Regulatory enforcement update – is your house in order?
We have previously written about ASIC's new enforcement philosophy of 'why not litigate' which arose in response to the Hayne Royal Commission. However, the past few months have seen increased levels of enforcement activity and investigation by several other government regulatory bodies as well as class actions. In this article, special counsel Selina Nutley details some of the more recent significant actions and announcements.
According to recent comments by ASIC Chair, James Shipton, ASIC—
- has commenced four civil cases arising from the 13 matters referred to it by the Hayne Royal Commission, including significant actions against NAB subsidiaries, MLC Nominees (MLC) and NULIS, alleging it charged fees for no service, and 297 breaches of the National Consumer Credit Protection Act in relation to its mortgage introducer program. MLC and NULIS have admitted to 255 of those breaches, and will be subject to a penalty hearing before the Federal Court in due course
- has referred two criminal matters to the Director of Public Prosecutions
- expects to imminently file two further civil cases arising out of the Hayne Royal Commission
- has instituted proceedings against Bendigo and Adelaide Bank plus Bank of Queensland, alleging unfair contract terms
- will increase scrutiny and enforcement action this year—
- against auditors and superannuation funds. As discussed in another article in this edition of Fundamental, the costs associated with such investigations and enforcement action will at least partially be funded by a levy imposed on the industry
- in relation to non‑financial risks, such as corporate governance, compliance and operational risks.

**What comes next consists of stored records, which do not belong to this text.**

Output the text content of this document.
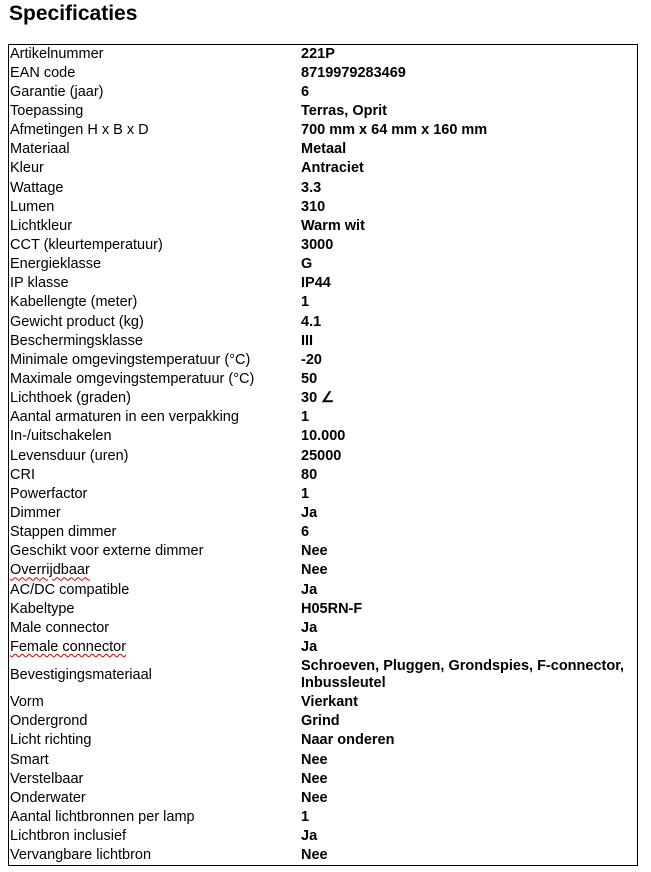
Specificaties
Artikelnummer	221P
EAN code	8719979283469
Garantie (jaar)	6
Toepassing	Terras, Oprit
Afmetingen H x B x D	700 mm x 64 mm x 160 mm
Materiaal	Metaal
Kleur	Antraciet
Wattage	3.3
Lumen	310
Lichtkleur	Warm wit
CCT (kleurtemperatuur)	3000
Energieklasse	G
IP klasse	IP44
Kabellengte (meter)	1
Gewicht product (kg)	4.1
Beschermingsklasse	III
Minimale omgevingstemperatuur (°C)	-20
Maximale omgevingstemperatuur (°C)	50
Lichthoek (graden)	30 ∠
Aantal armaturen in een verpakking	1
In-/uitschakelen	10.000
Levensduur (uren)	25000
CRI	80
Powerfactor	1
Dimmer	Ja
Stappen dimmer	6
Geschikt voor externe dimmer	Nee
Overrijdbaar	Nee
AC/DC compatible	Ja
Kabeltype	H05RN-F
Male connector	Ja
Female connector	Ja
Bevestigingsmateriaal	Schroeven, Pluggen, Grondspies, F-connector, Inbussleutel
Vorm	Vierkant
Ondergrond	Grind
Licht richting	Naar onderen
Smart	Nee
Verstelbaar	Nee
Onderwater	Nee
Aantal lichtbronnen per lamp	1
Lichtbron inclusief	Ja
Vervangbare lichtbron	Nee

More recently, ASIC released data confirming AMP, ANZ, CBA, Macquarie, NAB and Westpac collectively paid $749.7 million in compensation to customers, as at 31 December 2019, arising from two major reviews undertaken by ASIC starting in 2015. Those reviews related to the provision of non-compliant advice and fees for no service misconduct. ASIC has provided details of the compensation paid by each bank.
Australian Transaction Reports and Analysis Centre (AUSTRAC)
In November 2019, AUSTRAC commenced civil proceedings against Westpac alleging Westpac breached its obligations under the Anti-Money Laundering and Counter Terrorism Financing Act (AMLCTF Act) on 23 million occasions.
Some of the breaches AUSTRAC has alleged include that Westpac failed to—
- carry out appropriate due diligence on customers sending money to the Philippines and South East Asia for known child exploitation risks
- pass on information about the source of funds to other banks in the transfer chain
- keep records relating to the origin of some of these international fund transfers.
Westpac self-reported the breaches, and since AUSTRAC commenced proceedings, has released several statements outlining immediate and longer-term responses, which include structural and staffing changes.
The maximum penalty which may be imposed against Westpac is in the range of $1 billion.
Australian Prudential Regulation Authority (APRA)
APRA is reportedly considering taking action against Westpac executives about alleged breaches of the AMLCTF Act. The Banking Executive Accountability Regime allows APRA to disqualify boards and executives where they have failed to uphold and enforce the duties imposed under legislation. It also allows APRA to apply to the court for the imposition of fines up to $500 million.
In addition to the above actions brought or contemplated by various government agencies, new class actions have been announced against NAB and CBA alleging excessive fees and failure to act in account holders' best interests and also against AMP for failing to provide objective financial advice.
These proceedings are in addition to the previously filed class action against AMP and one being investigated against Suncorp.
The pursuit of investigations and enforcement by these regulatory bodies, along with significant proceedings involving Australia's major banking institutions, sends a clear message that financial service providers need to ensure their house is in order.